My job is to take a stack of papers, jog them out on the jogger so all the spines are flush and then load the conveyer belt which feeds the papers into the assembly line where they will be filled with the inserts that are being loaded by the hoppers. That’s what I do. I'm the brains of the operation.
Next thing I know, the press is powering down. It's a little before one. The ceiling conveyer belt goes empty. I look at Bob. Bob loads the cart.
“Any idea?”
“No idea.”
I decide to get a soda. Maybe a cola. Maybe a candy bar to go with it.
“I’ll be in the break room.”
“You better be back when it's back on.”
“It won't be back on.”
The break room is sort of nice. It’s nicely lit. It has a bookshelf. Mostly paperback romance novels, a couple religious self-help books, a biography on Johnny Cochran. The walls of the break room are big panes of glass, and outside, the world is dead. The lighting is like an oasis. The break room even has a microwave oven where you can heat up a meat ball sub out of the machine.
I've been gone a few minutes, and haven’t decided anything. If the printing press start were to start again and I missed it, no one would be there and Bob would have to do the sorting and loading himself. No one is capable of that. Not even Bob, not even after twenty years. All the hoppers would be waiting and waiting for the papers to get there and Bob, trying to do it all, would jam up the whole feeder. The maintenance guys would have to come in and fix everything while I’d stand around, chewing a candy bar. It was grounds for termination.
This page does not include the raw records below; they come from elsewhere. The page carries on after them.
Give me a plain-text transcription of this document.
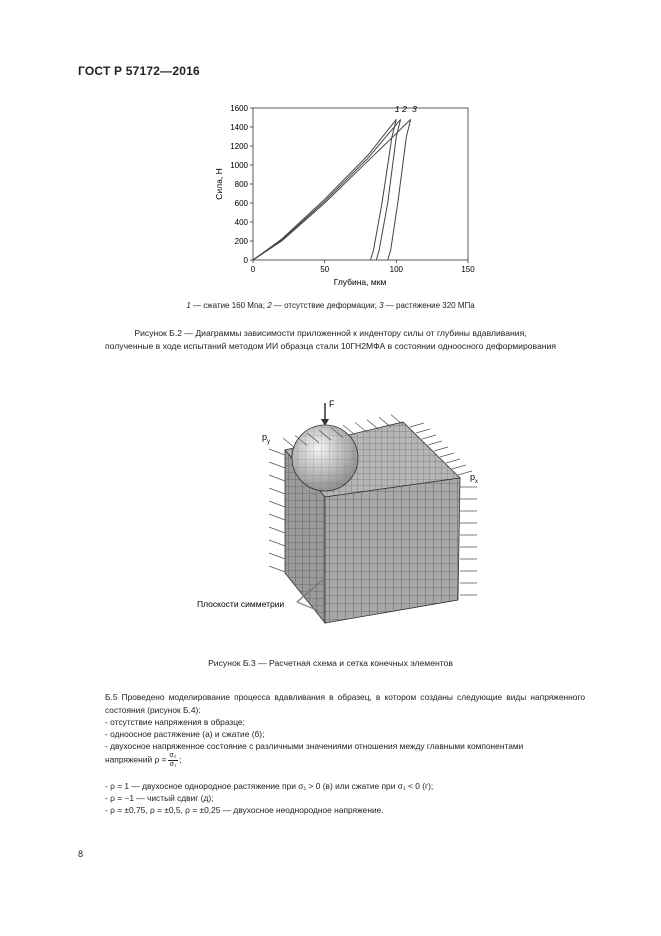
ГОСТ Р 57172—2016
0
200
400
600
800
1000
1200
1400
1600
0	50	100	150
1 2 3
Глубина, мкм
Сила, Н
1 — сжатие 160 Мпа; 2 — отсутствие деформации; 3 — растяжение 320 МПа
Рисунок Б.2 — Диаграммы зависимости приложенной к индентору силы от глубины вдавливания,
полученные в ходе испытаний методом ИИ образца стали 10ГН2МФА в состоянии одноосного деформирования
F
$p_y$
$p_x$
Плоскости симметрии
Рисунок Б.3 — Расчетная схема и сетка конечных элементов
Б.5 Проведено моделирование процесса вдавливания в образец, в котором созданы следующие виды напряженного состояния (рисунок Б.4):
- отсутствие напряжения в образце;
- одноосное растяжение (а) и сжатие (б);
- двухосное напряженное состояние с различными значениями отношения между главными компонентами
напряжений $\rho = \frac{\text{σ₂}}{\text{σ₁}}$ ;
- ρ = 1 — двухосное однородное растяжение при σ₁ > 0 (в) или сжатие при σ₁ < 0 (г);
- ρ = −1 — чистый сдвиг (д);
- ρ = ±0,75, ρ = ±0,5, ρ = ±0,25 — двухосное неоднородное напряжение.
8
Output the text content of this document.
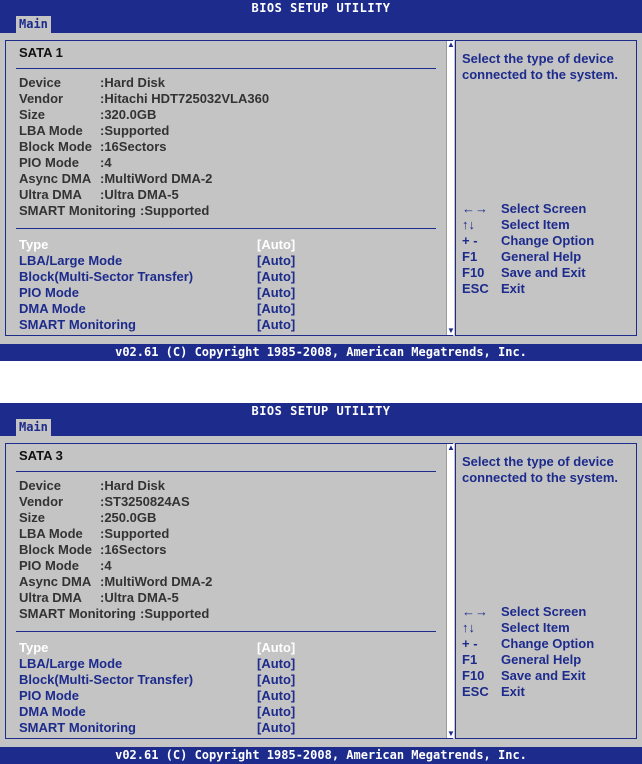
BIOS SETUP UTILITY
Main
SATA 1
Device	:Hard Disk
Vendor	:Hitachi HDT725032VLA360
Size	:320.0GB
LBA Mode :Supported
Block Mode :16Sectors
PIO Mode :4
Async DMA :MultiWord DMA-2
Ultra DMA :Ultra DMA-5
SMART Monitoring :Supported
Type	[Auto]
LBA/Large Mode	[Auto]
Block(Multi-Sector Transfer)	[Auto]
PIO Mode	[Auto]
DMA Mode	[Auto]
SMART Monitoring	[Auto]
▲
▼
Select the type of device connected to the system.
←→	Select Screen
↑↓	Select Item
+ -	Change Option
F1	General Help
F10	Save and Exit
ESC Exit
v02.61 (C) Copyright 1985-2008, American Megatrends, Inc.
BIOS SETUP UTILITY
Main
SATA 3
Device	:Hard Disk
Vendor	:ST3250824AS
Size	:250.0GB
LBA Mode :Supported
Block Mode :16Sectors
PIO Mode :4
Async DMA :MultiWord DMA-2
Ultra DMA :Ultra DMA-5
SMART Monitoring :Supported
Type	[Auto]
LBA/Large Mode	[Auto]
Block(Multi-Sector Transfer)	[Auto]
PIO Mode	[Auto]
DMA Mode	[Auto]
SMART Monitoring	[Auto]
▲
▼
Select the type of device connected to the system.
←→	Select Screen
↑↓	Select Item
+ -	Change Option
F1	General Help
F10	Save and Exit
ESC Exit
v02.61 (C) Copyright 1985-2008, American Megatrends, Inc.
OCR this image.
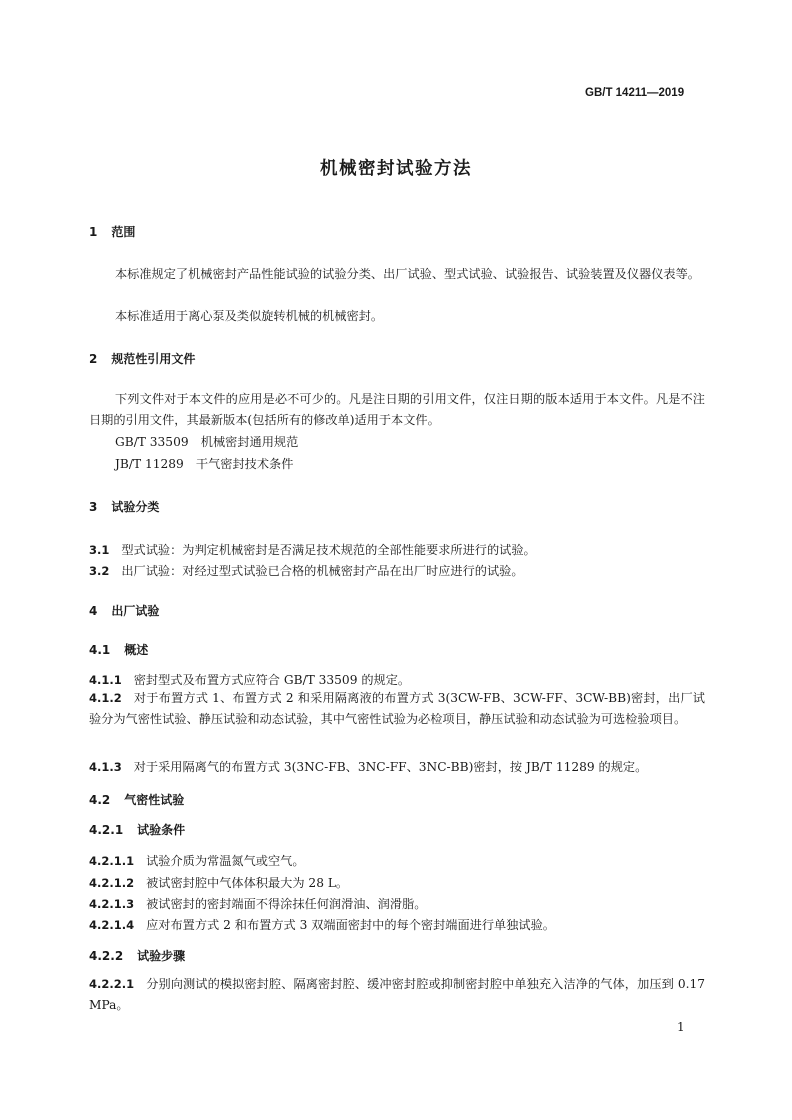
GB/T 14211—2019
机械密封试验方法
1 范围
本标准规定了机械密封产品性能试验的试验分类、出厂试验、型式试验、试验报告、试验装置及仪器仪表等。
本标准适用于离心泵及类似旋转机械的机械密封。
2 规范性引用文件
下列文件对于本文件的应用是必不可少的。凡是注日期的引用文件，仅注日期的版本适用于本文件。凡是不注日期的引用文件，其最新版本(包括所有的修改单)适用于本文件。
GB/T 33509　机械密封通用规范
JB/T 11289　干气密封技术条件
3 试验分类
3.1 型式试验：为判定机械密封是否满足技术规范的全部性能要求所进行的试验。
3.2 出厂试验：对经过型式试验已合格的机械密封产品在出厂时应进行的试验。
4 出厂试验
4.1 概述
4.1.1 密封型式及布置方式应符合 GB/T 33509 的规定。
4.1.2 对于布置方式 1、布置方式 2 和采用隔离液的布置方式 3(3CW-FB、3CW-FF、3CW-BB)密封，出厂试验分为气密性试验、静压试验和动态试验，其中气密性试验为必检项目，静压试验和动态试验为可选检验项目。
4.1.3 对于采用隔离气的布置方式 3(3NC-FB、3NC-FF、3NC-BB)密封，按 JB/T 11289 的规定。
4.2 气密性试验
4.2.1 试验条件
4.2.1.1 试验介质为常温氮气或空气。
4.2.1.2 被试密封腔中气体体积最大为 28 L。
4.2.1.3 被试密封的密封端面不得涂抹任何润滑油、润滑脂。
4.2.1.4 应对布置方式 2 和布置方式 3 双端面密封中的每个密封端面进行单独试验。
4.2.2 试验步骤
4.2.2.1 分别向测试的模拟密封腔、隔离密封腔、缓冲密封腔或抑制密封腔中单独充入洁净的气体，加压到 0.17 MPa。
1
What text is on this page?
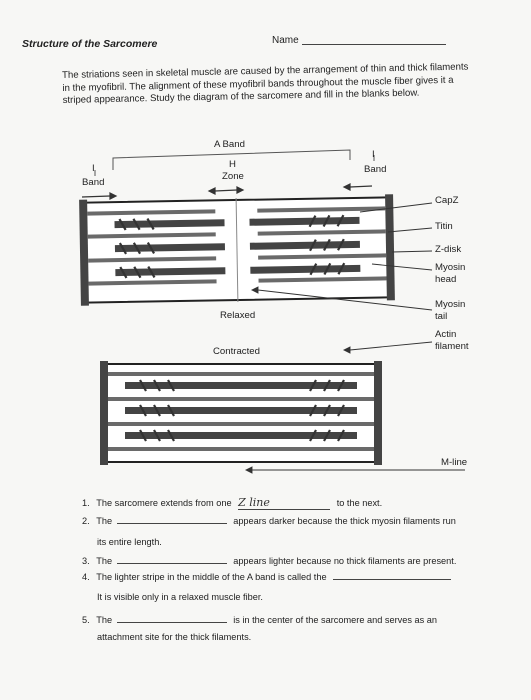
Structure of the Sarcomere	Name
The striations seen in skeletal muscle are caused by the arrangement of thin and thick filaments in the myofibril. The alignment of these myofibril bands throughout the muscle fiber gives it a striped appearance. Study the diagram of the sarcomere and fill in the blanks below.
A Band
H
Zone
I
Band
I
Band
Relaxed
Contracted
CapZ
Titin
Z-disk
Myosin
head
Myosin
tail
Actin
filament
M-line
1. The sarcomere extends from one Z line	to the next.
2. The	appears darker because the thick myosin filaments run
its entire length.
3. The	appears lighter because no thick filaments are present.
4. The lighter stripe in the middle of the A band is called the
It is visible only in a relaxed muscle fiber.
5. The	is in the center of the sarcomere and serves as an
attachment site for the thick filaments.
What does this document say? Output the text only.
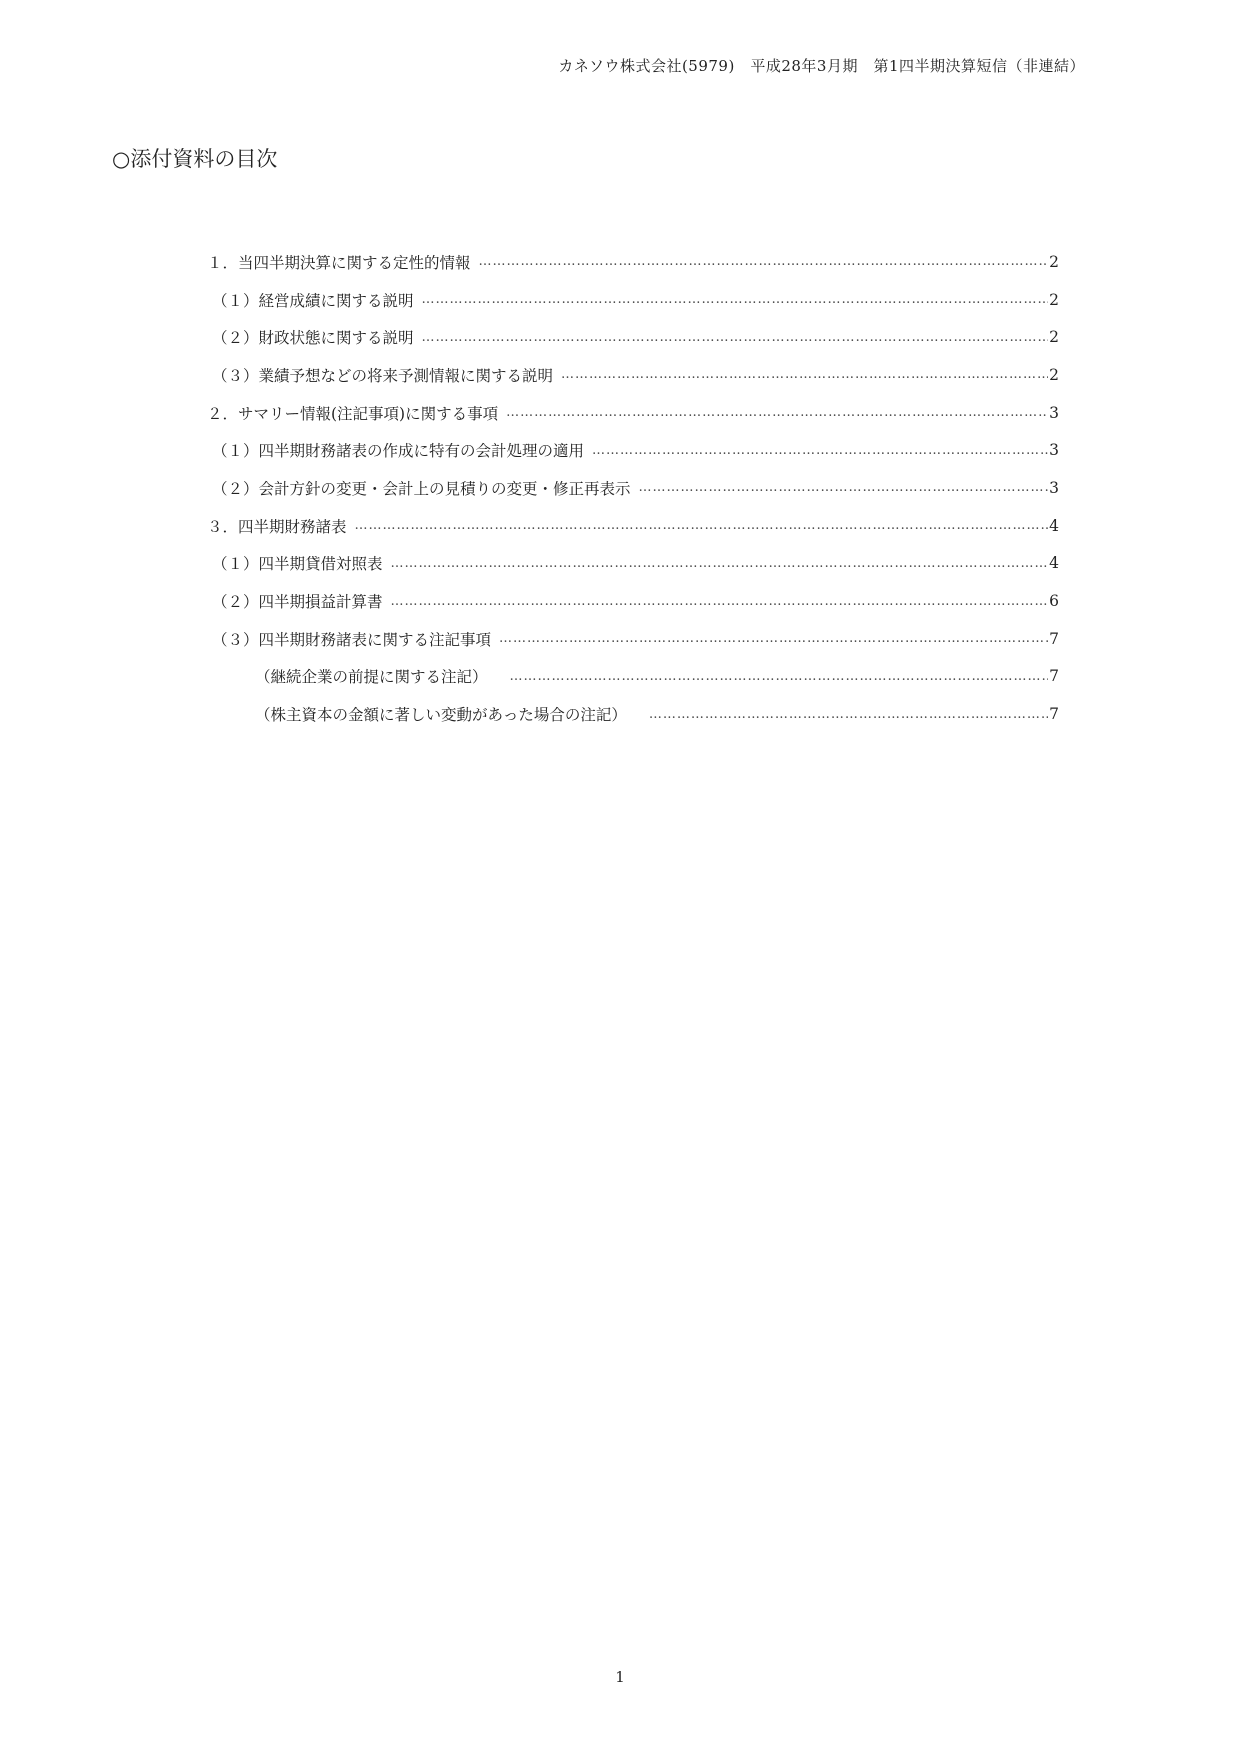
カネソウ株式会社(5979)　平成28年3月期　第1四半期決算短信（非連結）
○添付資料の目次
１．当四半期決算に関する定性的情報 ……………………………………………………………………………………………………………………………………………………………………………………………………………………………………………………	2
（１）経営成績に関する説明 ……………………………………………………………………………………………………………………………………………………………………………………………………………………………………………………	2
（２）財政状態に関する説明 ……………………………………………………………………………………………………………………………………………………………………………………………………………………………………………………	2
（３）業績予想などの将来予測情報に関する説明 ……………………………………………………………………………………………………………………………………………………………………………………………………………………………………………………	2
２．サマリー情報(注記事項)に関する事項 ……………………………………………………………………………………………………………………………………………………………………………………………………………………………………………………	3
（１）四半期財務諸表の作成に特有の会計処理の適用 ……………………………………………………………………………………………………………………………………………………………………………………………………………………………………………………	3
（２）会計方針の変更・会計上の見積りの変更・修正再表示 ……………………………………………………………………………………………………………………………………………………………………………………………………………………………………………………	3
３．四半期財務諸表 ……………………………………………………………………………………………………………………………………………………………………………………………………………………………………………………	4
（１）四半期貸借対照表 ……………………………………………………………………………………………………………………………………………………………………………………………………………………………………………………	4
（２）四半期損益計算書 ……………………………………………………………………………………………………………………………………………………………………………………………………………………………………………………	6
（３）四半期財務諸表に関する注記事項 ……………………………………………………………………………………………………………………………………………………………………………………………………………………………………………………	7
（継続企業の前提に関する注記） ……………………………………………………………………………………………………………………………………………………………………………………………………………………………………………………	7
（株主資本の金額に著しい変動があった場合の注記） ……………………………………………………………………………………………………………………………………………………………………………………………………………………………………………………	7
1
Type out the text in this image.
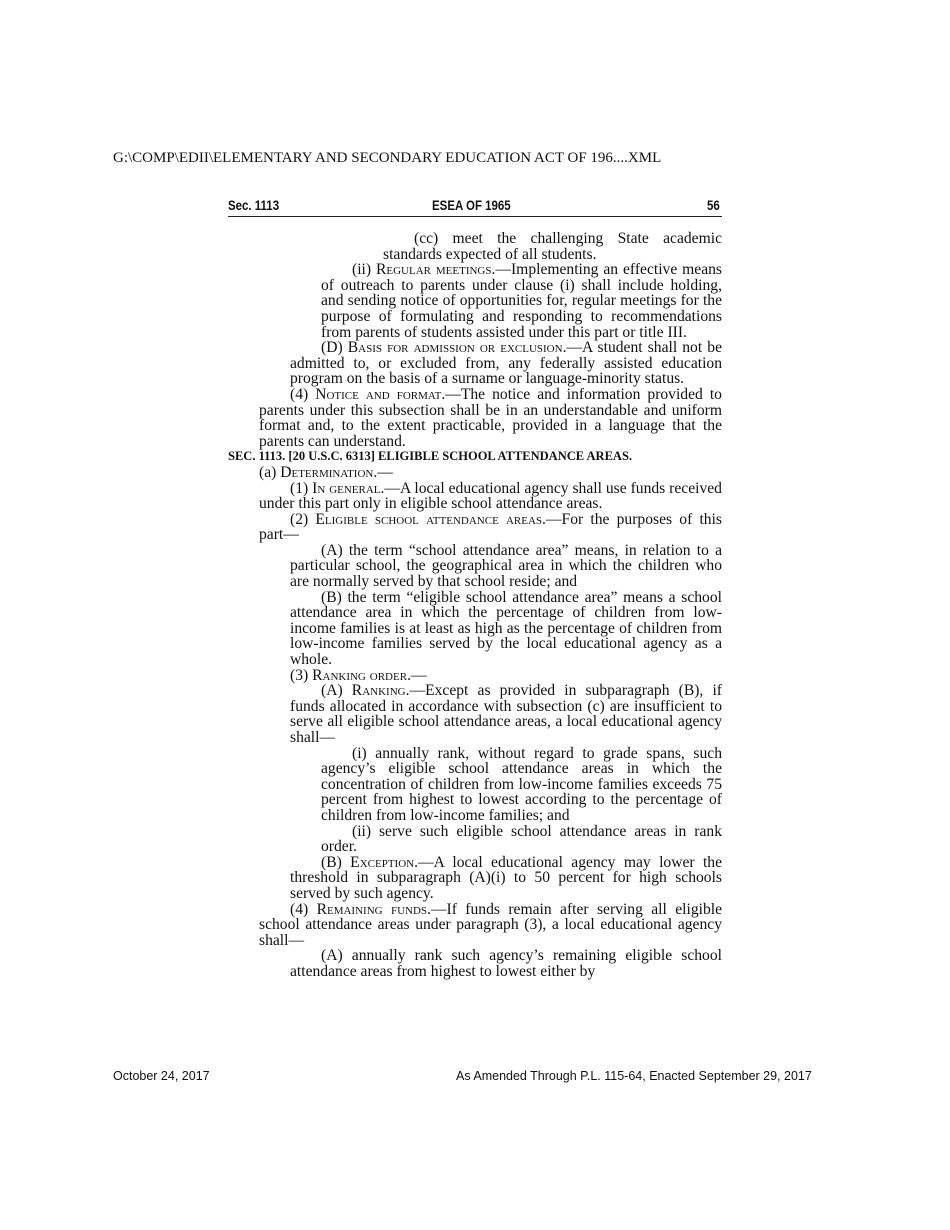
G:\COMP\EDII\ELEMENTARY AND SECONDARY EDUCATION ACT OF 196....XML
Sec. 1113	ESEA OF 1965	56

(cc) meet the challenging State academic standards expected of all students.

(ii) Regular meetings.—Implementing an effective means of outreach to parents under clause (i) shall include holding, and sending notice of opportunities for, regular meetings for the purpose of formulating and responding to recommendations from parents of students assisted under this part or title III.

(D) Basis for admission or exclusion.—A student shall not be admitted to, or excluded from, any federally assisted education program on the basis of a surname or language-minority status.

(4) Notice and format.—The notice and information provided to parents under this subsection shall be in an understandable and uniform format and, to the extent practicable, provided in a language that the parents can understand.

SEC. 1113. [20 U.S.C. 6313] ELIGIBLE SCHOOL ATTENDANCE AREAS.

(a) Determination.—

(1) In general.—A local educational agency shall use funds received under this part only in eligible school attendance areas.

(2) Eligible school attendance areas.—For the purposes of this part—

(A) the term “school attendance area” means, in relation to a particular school, the geographical area in which the children who are normally served by that school reside; and

(B) the term “eligible school attendance area” means a school attendance area in which the percentage of children from low-income families is at least as high as the percentage of children from low-income families served by the local educational agency as a whole.

(3) Ranking order.—

(A) Ranking.—Except as provided in subparagraph (B), if funds allocated in accordance with subsection (c) are insufficient to serve all eligible school attendance areas, a local educational agency shall—

(i) annually rank, without regard to grade spans, such agency’s eligible school attendance areas in which the concentration of children from low-income families exceeds 75 percent from highest to lowest according to the percentage of children from low-income families; and

(ii) serve such eligible school attendance areas in rank order.

(B) Exception.—A local educational agency may lower the threshold in subparagraph (A)(i) to 50 percent for high schools served by such agency.

(4) Remaining funds.—If funds remain after serving all eligible school attendance areas under paragraph (3), a local educational agency shall—

(A) annually rank such agency’s remaining eligible school attendance areas from highest to lowest either by

October 24, 2017	As Amended Through P.L. 115-64, Enacted September 29, 2017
I get back to the loader and the presses are still down. I step into the doorway to smoke a cigarette. There is a no smoking sign on the door and the boss comes down. She asks for a cigarette. Life hadn't been kind to her. I give her one. We light them and each take a drag and then another. The presses start rolling. She tosses hers.
“Can I take this in?”
“Afraid not.”
“I see Chuck smoking in his office all the time.”
“Chuck has been here for forty years.”
“I understand.”
Chuck Marcione has been there forty years. He has his own office after forty years of service. It's a decent office. He let me smoke in there once when I was working as a delivery driver. We used to chit chat, Chuck and me.
“Having a good night, Eddie?”
“Fair I guess.”
“I like that. Work is fair.”
Then I lost my license and I was back on the main loader with Bob. For better or worse I suppose; work is fair.
When I finish the soda it's four am. Bob is loading the last carts. The printing has stopped for good. There are eight carts in excess we have to get through before the night is over.
I continue to jog the papers and load the papers and the hoppers continue to jog their inserts and load their inserts and the bell rings.
In the bathroom I use the sandy soap mix to get the ink off my arms, hands and face but you can never get it all. I go outside and sit on the concrete ledge.
“See you tonight, Bob?”
“See you tonight.”
The sky is a dark blue and the birds are chirping. There is a hint of sun on the horizon and I know that three pm is going to be a very ugly thing.